Je pense qu’il n’y a là que petites anecdotes qui n’iront pas plus loin que le mot d’esprit facile. Non la vraie révélation romaine pour moi aura été les mosaïques, croisées un peu partout, antiques, renaissances ou contemporaines puisque Space Invader a depuis longtemps envahit les rues, perpétuant ainsi une tradition ancienne. Les effets visuels sont saisissants, le rendu extrêmement plastique, avec une finesse parfois proche de la peinture, et les techniques d’une variété incroyable.

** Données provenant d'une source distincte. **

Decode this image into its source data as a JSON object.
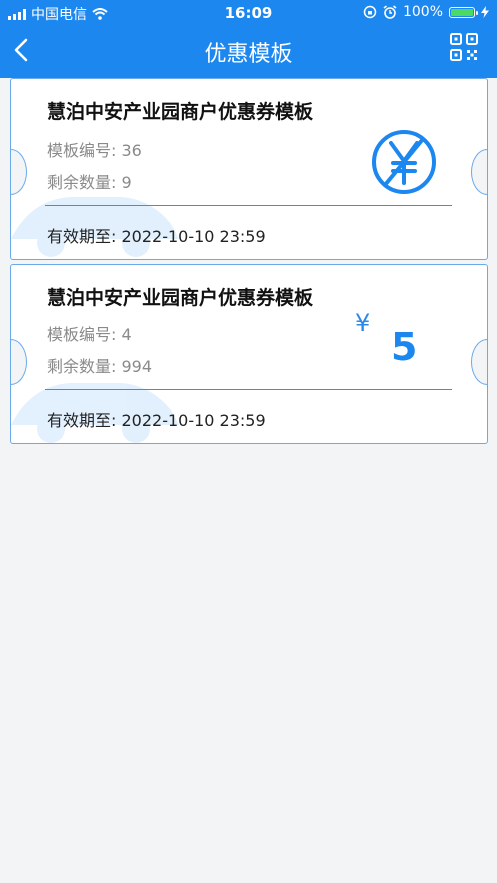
{
  "status_bar": {
    "carrier": "中国电信",
    "time": "16:09",
    "battery": "100%"
  },
  "nav": {
    "title": "优惠模板"
  },
  "coupons": [
    {
      "title": "慧泊中安产业园商户优惠券模板",
      "template_no": "模板编号: 36",
      "remaining": "剩余数量: 9",
      "expiry": "有效期至: 2022-10-10 23:59"
    },
    {
      "title": "慧泊中安产业园商户优惠券模板",
      "template_no": "模板编号: 4",
      "remaining": "剩余数量: 994",
      "expiry": "有效期至: 2022-10-10 23:59",
      "currency": "¥",
      "amount": "5"
    }
  ],
  "icons": [
    "signal-icon",
    "wifi-icon",
    "lock-rotation-icon",
    "alarm-icon",
    "battery-icon",
    "back-icon",
    "qr-code-icon",
    "no-yen-icon",
    "car-watermark-icon"
  ],
  "colors": {
    "primary": "#1d87f0",
    "card_border": "#6aa9ea",
    "background": "#f2f4f5"
  }
}
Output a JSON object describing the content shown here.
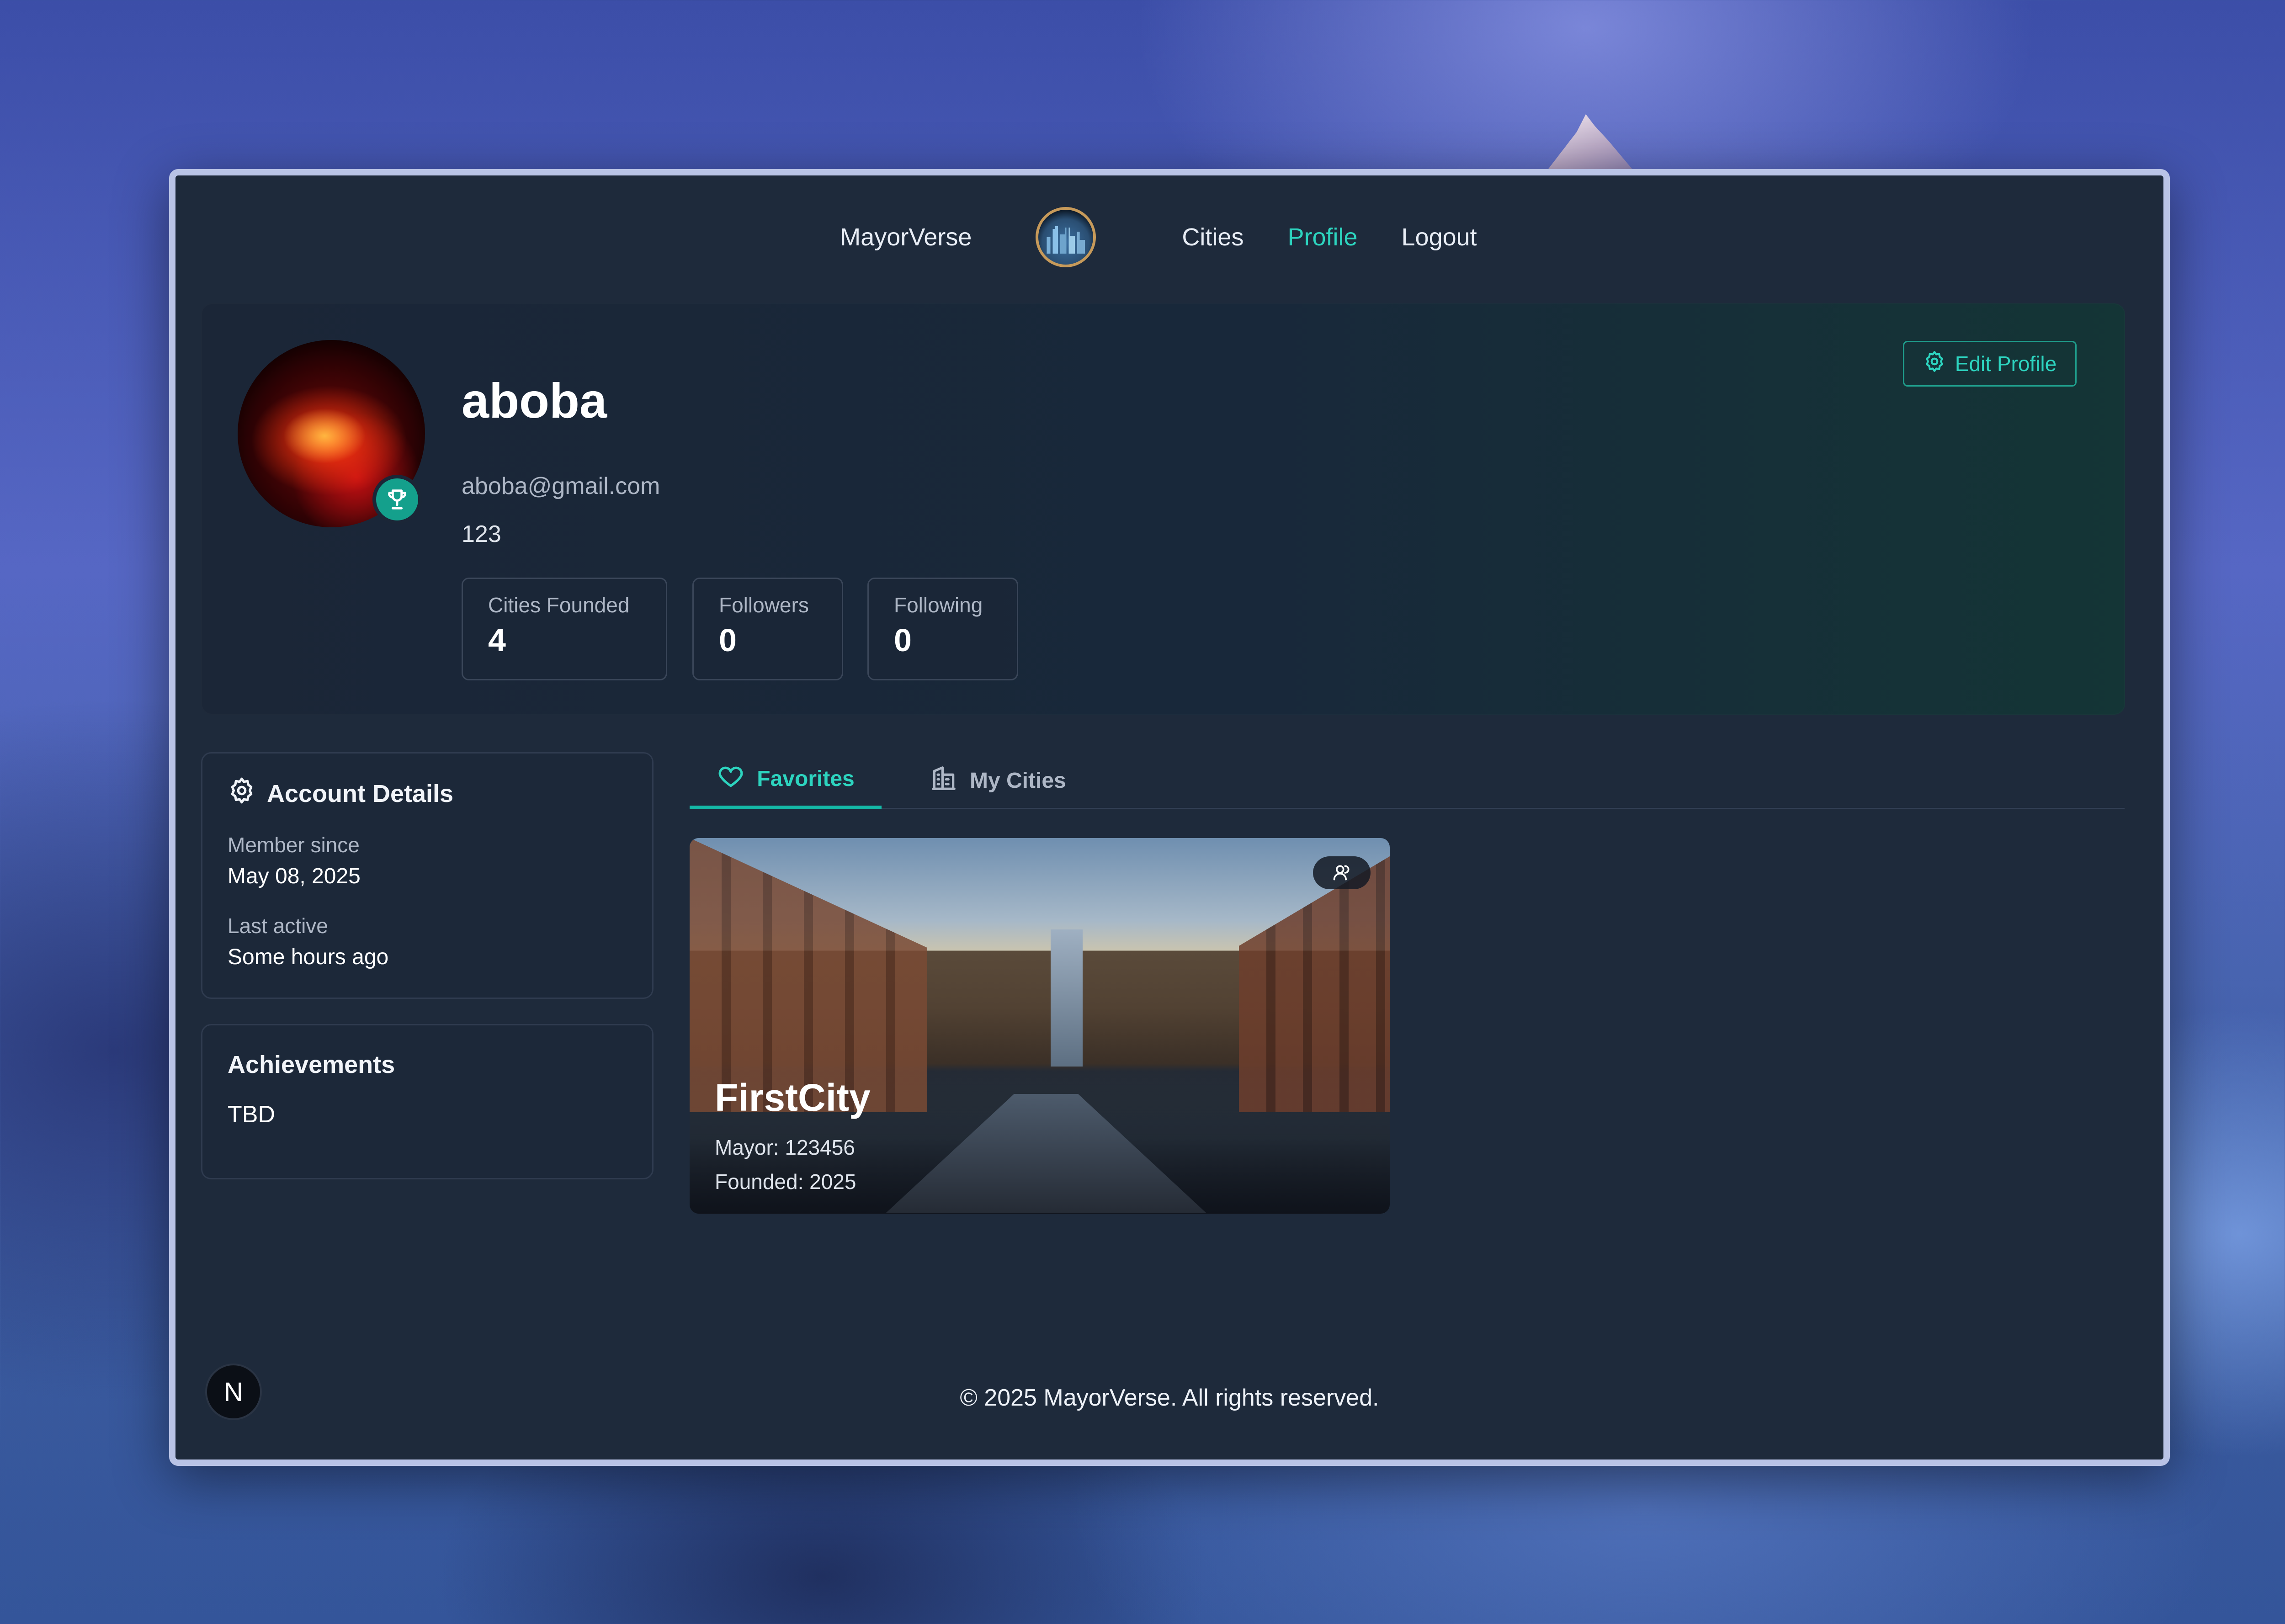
{
  "nav": {
    "brand": "MayorVerse",
    "links": [
      "Cities",
      "Profile",
      "Logout"
    ],
    "active": "Profile",
    "logo_icon": "city-logo-icon"
  },
  "profile": {
    "username": "aboba",
    "email": "aboba@gmail.com",
    "bio": "123",
    "badge_icon": "trophy-icon",
    "edit_label": "Edit Profile",
    "stats": [
      {
        "label": "Cities Founded",
        "value": "4"
      },
      {
        "label": "Followers",
        "value": "0"
      },
      {
        "label": "Following",
        "value": "0"
      }
    ]
  },
  "account": {
    "title": "Account Details",
    "member_since_label": "Member since",
    "member_since_value": "May 08, 2025",
    "last_active_label": "Last active",
    "last_active_value": "Some hours ago"
  },
  "achievements": {
    "title": "Achievements",
    "text": "TBD"
  },
  "tabs": [
    {
      "label": "Favorites",
      "icon": "heart-icon",
      "active": true
    },
    {
      "label": "My Cities",
      "icon": "building-icon",
      "active": false
    }
  ],
  "city_card": {
    "name": "FirstCity",
    "mayor": "Mayor: 123456",
    "founded": "Founded: 2025",
    "badge_icon": "users-icon"
  },
  "footer": {
    "copyright": "© 2025 MayorVerse. All rights reserved.",
    "dev_badge": "N"
  },
  "colors": {
    "accent": "#2dd4bf",
    "window_bg": "#1e2a3b",
    "card_bg": "#1c2839"
  }
}
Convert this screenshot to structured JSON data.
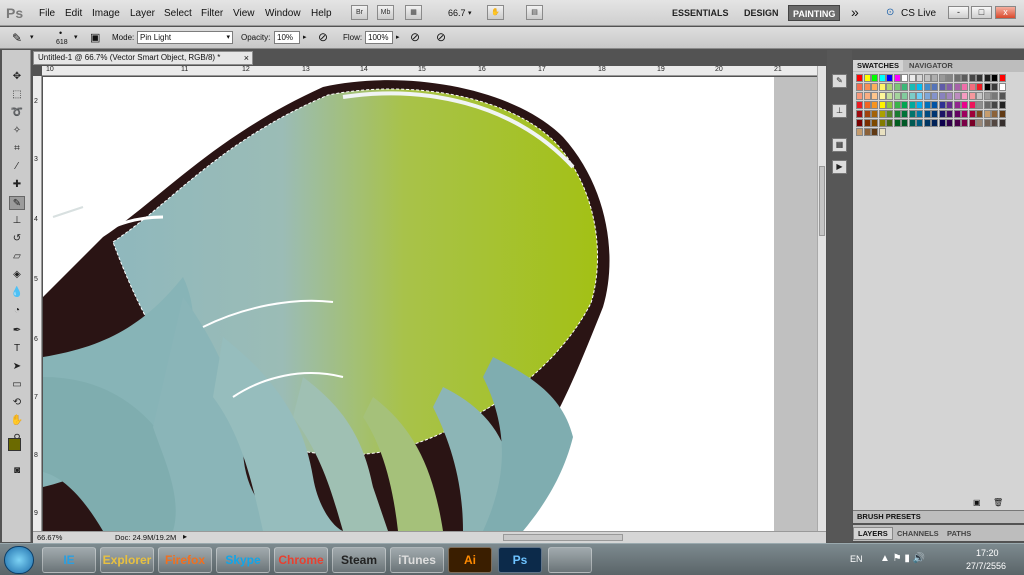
{
  "app": {
    "logo": "Ps"
  },
  "menu": [
    "File",
    "Edit",
    "Image",
    "Layer",
    "Select",
    "Filter",
    "View",
    "Window",
    "Help"
  ],
  "menubar_buttons": {
    "br": "Br",
    "mb": "Mb",
    "zoom": "66.7"
  },
  "workspaces": [
    "ESSENTIALS",
    "DESIGN",
    "PAINTING"
  ],
  "workspace_active": "PAINTING",
  "workspace_more": "»",
  "cs_live": "CS Live",
  "window_controls": {
    "minimize": "-",
    "restore": "□",
    "close": "x"
  },
  "options": {
    "brush_size": "618",
    "mode_label": "Mode:",
    "mode_value": "Pin Light",
    "opacity_label": "Opacity:",
    "opacity_value": "10%",
    "flow_label": "Flow:",
    "flow_value": "100%"
  },
  "document": {
    "tab_title": "Untitled-1 @ 66.7% (Vector Smart Object, RGB/8) *",
    "tab_close": "×",
    "zoom": "66.67%",
    "doc_size": "Doc: 24.9M/19.2M"
  },
  "ruler_top": [
    "10",
    "11",
    "12",
    "13",
    "14",
    "15",
    "16",
    "17",
    "18",
    "19",
    "20",
    "21"
  ],
  "ruler_left": [
    "2",
    "3",
    "4",
    "5",
    "6",
    "7",
    "8",
    "9"
  ],
  "panels": {
    "swatches_tab": "SWATCHES",
    "navigator_tab": "NAVIGATOR",
    "brush_presets": "BRUSH PRESETS",
    "layers_tab": "LAYERS",
    "channels_tab": "CHANNELS",
    "paths_tab": "PATHS"
  },
  "swatch_rows": [
    [
      "#ff0000",
      "#ffff00",
      "#00ff00",
      "#00ffff",
      "#0000ff",
      "#ff00ff",
      "#ffffff",
      "#ebebeb",
      "#d6d6d6",
      "#c2c2c2",
      "#adadad",
      "#999999",
      "#858585",
      "#707070",
      "#5c5c5c",
      "#474747",
      "#333333",
      "#1f1f1f",
      "#000000",
      "#ff0000"
    ],
    [
      "#f26c4f",
      "#f68e55",
      "#fbaf5c",
      "#fff467",
      "#acd372",
      "#7cc576",
      "#3bb878",
      "#1abbb4",
      "#00bff3",
      "#438ccb",
      "#5574b9",
      "#605ca8",
      "#855fa8",
      "#a763a9",
      "#f06ea9",
      "#f26d7d",
      "#ee1d24",
      "#000000",
      "#3a3a3a",
      "#ffffff"
    ],
    [
      "#f7977a",
      "#f9ad81",
      "#fdc68c",
      "#fff79a",
      "#c4df9b",
      "#a3d39c",
      "#82ca9d",
      "#7bcdc8",
      "#6ecff6",
      "#7ea7d8",
      "#8493ca",
      "#8882be",
      "#a286bd",
      "#bc8cbf",
      "#f49bc1",
      "#f5989d",
      "#c4c4c4",
      "#9d9d9d",
      "#797979",
      "#555555"
    ],
    [
      "#ed1c24",
      "#f26522",
      "#f7941d",
      "#fff200",
      "#8dc63f",
      "#39b54a",
      "#00a651",
      "#00a99d",
      "#00aeef",
      "#0072bc",
      "#0054a6",
      "#2e3192",
      "#662d91",
      "#92278f",
      "#ec008c",
      "#ed145b",
      "#8e8e8e",
      "#6a6a6a",
      "#464646",
      "#222222"
    ],
    [
      "#9e0b0f",
      "#a0410d",
      "#a36209",
      "#aba000",
      "#598527",
      "#1a7b30",
      "#007236",
      "#00746b",
      "#0076a3",
      "#004b80",
      "#003471",
      "#1b1464",
      "#440e62",
      "#630460",
      "#9e005d",
      "#9e0039",
      "#7a4a20",
      "#c69c6d",
      "#8c6239",
      "#603913"
    ],
    [
      "#790000",
      "#7b2e00",
      "#7d4900",
      "#827b00",
      "#406618",
      "#005e20",
      "#005826",
      "#005952",
      "#005b7f",
      "#003663",
      "#002157",
      "#0d004c",
      "#32004b",
      "#4b0049",
      "#7b0046",
      "#7a0026",
      "#998675",
      "#736357",
      "#534741",
      "#362f2d"
    ],
    [
      "#c69c6d",
      "#8c6239",
      "#603913",
      "#e8e0c0"
    ]
  ],
  "taskbar": [
    "IE",
    "Explorer",
    "Firefox",
    "Skype",
    "Chrome",
    "Steam",
    "iTunes",
    "Ai",
    "Ps",
    ""
  ],
  "clock": {
    "lang": "EN",
    "time": "17:20",
    "date": "27/7/2556"
  }
}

Il y a bien sûr de la mosaïque en cube plus ou moins gros, donnant parfois l’aspect des scènes de gladiateurs à celle d’un jeu video rétro , mais aussi beaucoup avec des pierres si minuscules que l’on se trouve devant une conception du paysage toute impressionniste. Mais aussi des techniques proche de la marqueterie, avec de larges aplats de marbres veinés de toutes couleurs qui sont plus bel effet.
Bon j’ai conscience que ma prose a l’emphase d’un Vasari sous lsd et je n’ai donc qu’une chose à vous proposer: See It Yourself !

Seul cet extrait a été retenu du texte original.